Mas se a isso acrescentarmos a sua aceitação pela UE como um parceiro normal,
então muito mais terá mudado: acabaram-se os leprosos na política europeia. Daí
o júbilo de Marine Le Pen com a vitória do Syriza: logo que um primeiro
ministro Tsipras, muito sorridente, apertar as mãos dos seus colegas numa
cimeira europeia, estará demonstrado que uma presidente Le Pen não é o fim do
mundo.
É difícil
calcular os efeitos de uma substituição de partidos deste tipo. Talvez consista
apenas numa renovação das oligarquias europeias, com radicais e nacionalistas
encaixados no arco da governação, dentro duma UE apenas um pouco mais
protecionista e inflacionista.
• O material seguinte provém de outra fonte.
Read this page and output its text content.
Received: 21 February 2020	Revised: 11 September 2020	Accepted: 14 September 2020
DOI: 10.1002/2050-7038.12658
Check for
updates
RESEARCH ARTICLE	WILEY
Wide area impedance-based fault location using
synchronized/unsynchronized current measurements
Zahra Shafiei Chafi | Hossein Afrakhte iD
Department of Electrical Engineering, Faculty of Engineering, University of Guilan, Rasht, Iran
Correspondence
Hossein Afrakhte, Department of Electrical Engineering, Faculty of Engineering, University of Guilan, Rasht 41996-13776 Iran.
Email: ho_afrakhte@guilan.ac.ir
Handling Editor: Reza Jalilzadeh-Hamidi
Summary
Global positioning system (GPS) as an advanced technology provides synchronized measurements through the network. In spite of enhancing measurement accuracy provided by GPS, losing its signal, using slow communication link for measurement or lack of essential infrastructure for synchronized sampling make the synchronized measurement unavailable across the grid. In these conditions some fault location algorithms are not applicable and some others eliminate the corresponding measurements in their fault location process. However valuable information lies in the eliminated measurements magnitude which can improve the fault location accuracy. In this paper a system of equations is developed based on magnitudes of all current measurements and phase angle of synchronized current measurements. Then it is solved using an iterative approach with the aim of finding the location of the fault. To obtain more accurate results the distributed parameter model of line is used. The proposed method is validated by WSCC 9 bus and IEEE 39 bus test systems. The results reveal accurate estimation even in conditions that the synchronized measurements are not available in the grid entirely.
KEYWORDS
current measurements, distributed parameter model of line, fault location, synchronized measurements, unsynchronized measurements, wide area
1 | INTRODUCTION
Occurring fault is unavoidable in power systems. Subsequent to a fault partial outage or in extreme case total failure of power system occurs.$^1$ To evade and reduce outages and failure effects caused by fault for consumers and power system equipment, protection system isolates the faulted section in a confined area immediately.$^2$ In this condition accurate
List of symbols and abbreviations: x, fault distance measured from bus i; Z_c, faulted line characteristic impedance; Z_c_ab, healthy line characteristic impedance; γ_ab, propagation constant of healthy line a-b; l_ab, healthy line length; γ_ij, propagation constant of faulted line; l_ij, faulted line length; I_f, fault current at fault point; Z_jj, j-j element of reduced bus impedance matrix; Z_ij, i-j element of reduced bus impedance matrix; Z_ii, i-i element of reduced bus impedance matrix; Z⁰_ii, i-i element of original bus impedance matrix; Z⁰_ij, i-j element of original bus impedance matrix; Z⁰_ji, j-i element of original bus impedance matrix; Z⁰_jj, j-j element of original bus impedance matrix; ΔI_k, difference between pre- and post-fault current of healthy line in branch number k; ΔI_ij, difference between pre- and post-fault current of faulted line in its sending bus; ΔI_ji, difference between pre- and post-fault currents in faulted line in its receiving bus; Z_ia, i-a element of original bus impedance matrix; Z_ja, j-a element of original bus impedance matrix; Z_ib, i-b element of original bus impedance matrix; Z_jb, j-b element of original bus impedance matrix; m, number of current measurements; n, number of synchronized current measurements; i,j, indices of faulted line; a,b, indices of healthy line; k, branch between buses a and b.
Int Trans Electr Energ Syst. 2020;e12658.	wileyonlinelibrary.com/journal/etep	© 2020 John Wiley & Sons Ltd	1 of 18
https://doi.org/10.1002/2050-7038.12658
Na Alemanha do princípio do século XX, também ninguém
imaginava que sociais-democratas e democratas-cristãos — com controversas
propostas de ruptura social e moral (socialização da economia, recristianização
da sociedade) –, se constituíssem um dia em pacíficos sócios de rotação numa
democracia liberal.
Mas a história é
às vezes falsamente reconfortante. Estarão a esquerda radical e a direita
nacionalista disponíveis para respeitar o pluralismo político e admitir a
alternância governativa, que, até hoje, foram os fundamentos das democracias
europeias? Não serão as suas políticas, fundamentalmente hostis à liberdade de
iniciativa ou de circulação, fatais para uma UE até agora concebida, apesar de
todas as limitações, como uma via de abertura das sociedades europeias e
flexibilização das suas economias? Nesse caso, a página que se virou ontem na
Grécia pode mesmo ser a primeira de um livro muito diferente do que aquele que
contém a história dos últimos 70 anos.